Когда время подходило к обеду, к ним на велосипеде подъехала Дженис Коутс.
— Шериф, — позвала она. — На пару слов.
— Я больше не шериф, Дженис, — отозвалась Лила. — Ты, что не читала «Дулингские события»? Я просто местная.
Коутс, кажется, смутилась.
— Ладно, но тебе нужно знать, что начали исчезать люди. Уже трое на данный момент. Слишком много, чтобы считать это случайностью. Нужно, чтобы кто-то разобрался с этим.
Лила осмотрела тыкву, которую только что сорвала с грядки. Её верхушка была ярко-оранжевой, однако снизу она почернела и подгнила. Лила со стуком уронила тыкву на землю.
— Поговори об этом с комитетом по восстановлению или расскажи на встрече. Я в отставке.
— Ладно тебе, Лила, — Коутс склонилась над рулем, свесив костлявые руки. — Хорош херню пороть. Ты не в отставке, ты в депрессии.
«Чувства, — подумала Лила. — Мужчины очень не любят о них говорить, а женщины — наоборот». Скукота. Эта мысль её удивила. Видимо, ей придется пересмотреть своё отношение к стоицизму Клинта.
— Не могу, Дженис, — сказала она. — Прости.
— У меня тоже депрессия, — сказала Дженис. — Я, наверное, никогда больше не увижу дочь. Я просыпаюсь и засыпаю с мыслями о ней. Каждый день, блин. Скучаю по разговорам с братьями. Но я не позволю этим мыслям…

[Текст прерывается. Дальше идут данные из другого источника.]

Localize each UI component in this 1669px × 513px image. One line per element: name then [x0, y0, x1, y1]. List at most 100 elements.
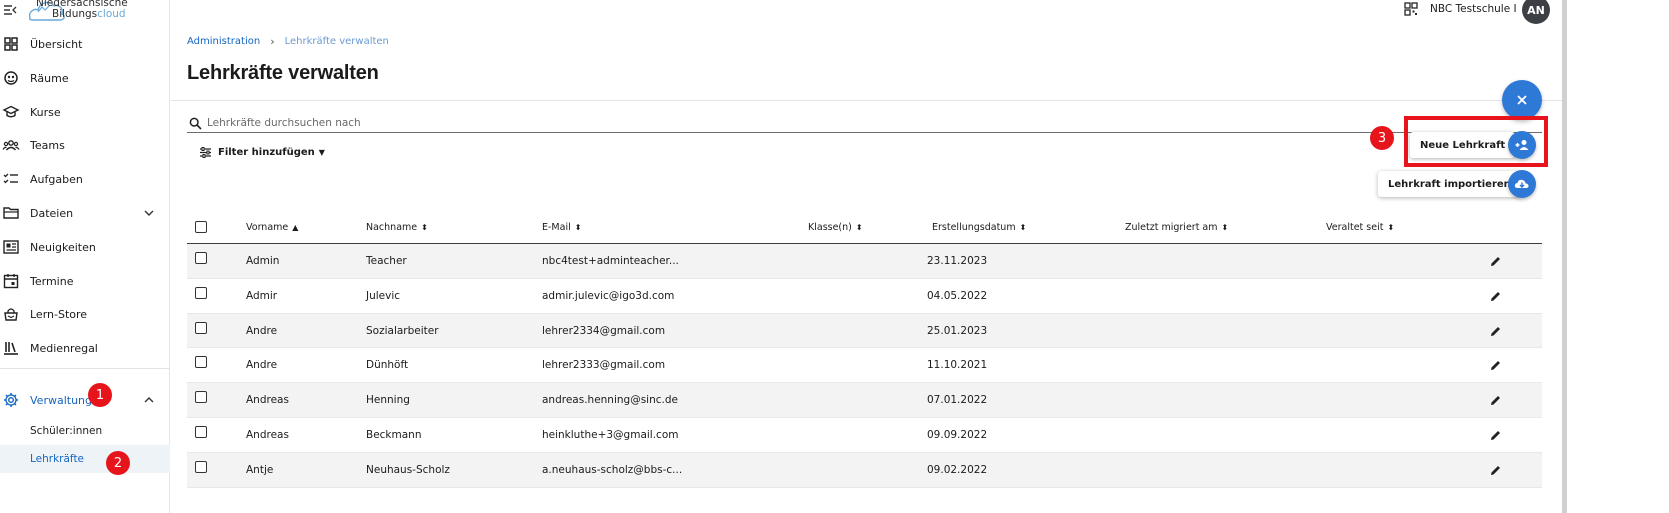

Позади них раздался сухой стук и тихий вскрик. Лила обернулась. Радио лежало рядом с Джингл, Пингл и Рингл. Куклы уставились безжизненными глазами в безоблачное небо. Эсси исчезла. Лишь одинокий мотылек порхал в воздухе. Какое-то время он бесцельно летал туда-сюда, затем взмыл в небо, оставив после себя запах пожара.
Глава 3
— Ёб твою мать! — выкрикнул Эрик. Он сидел на земле и смотрел вперед. — Не, ну ты видал?!
— И всё ещё вижу, — отозвался Дон, наблюдая, как стая мотыльков вспорхнула в небо и полетела в сторону школы и теннисного корта. — И чувствую.
Так как идея была Эрика, ему он и отдал зажигалку. Ну и, конечно, в случае чего, он мог всё свалить на него, если их обнаружат. Эрик взял зажигалку, поджег кусок тряпки и поднес её к кокону. Кокон затрещал, будто в нем была коробка с порохом, а не старая бездомная женщина. Потянуло зловонной серой. Будто сам Господь пустил газы. Эсси села, был виден лишь её общий силуэт, и повернулась к ним. В какой-то момент её черты стали черно-серебристыми, как пленочный негатив и Дон заметил, как её губы искривились в усмешке. Через мгновение она исчезла.
На высоту полтора метра поднялся шар огня и начал вращаться. Затем шар лопнул и из него выпорхнули сотни мотыльков. Не осталось ни кокона, ни тела старухи, а трава там, где она лежала, оказалась нетронутой огнем.
Это совсем не обычный огонь, решил Дон. Если бы был обычный, их бы всех тут поджарило.
Эрик поднялся на ноги. Его лицо побелело, в глазах стоял испуг.
— Что это было? Что сейчас произошло?
— Да хуй бы его знал, — ответил Дон.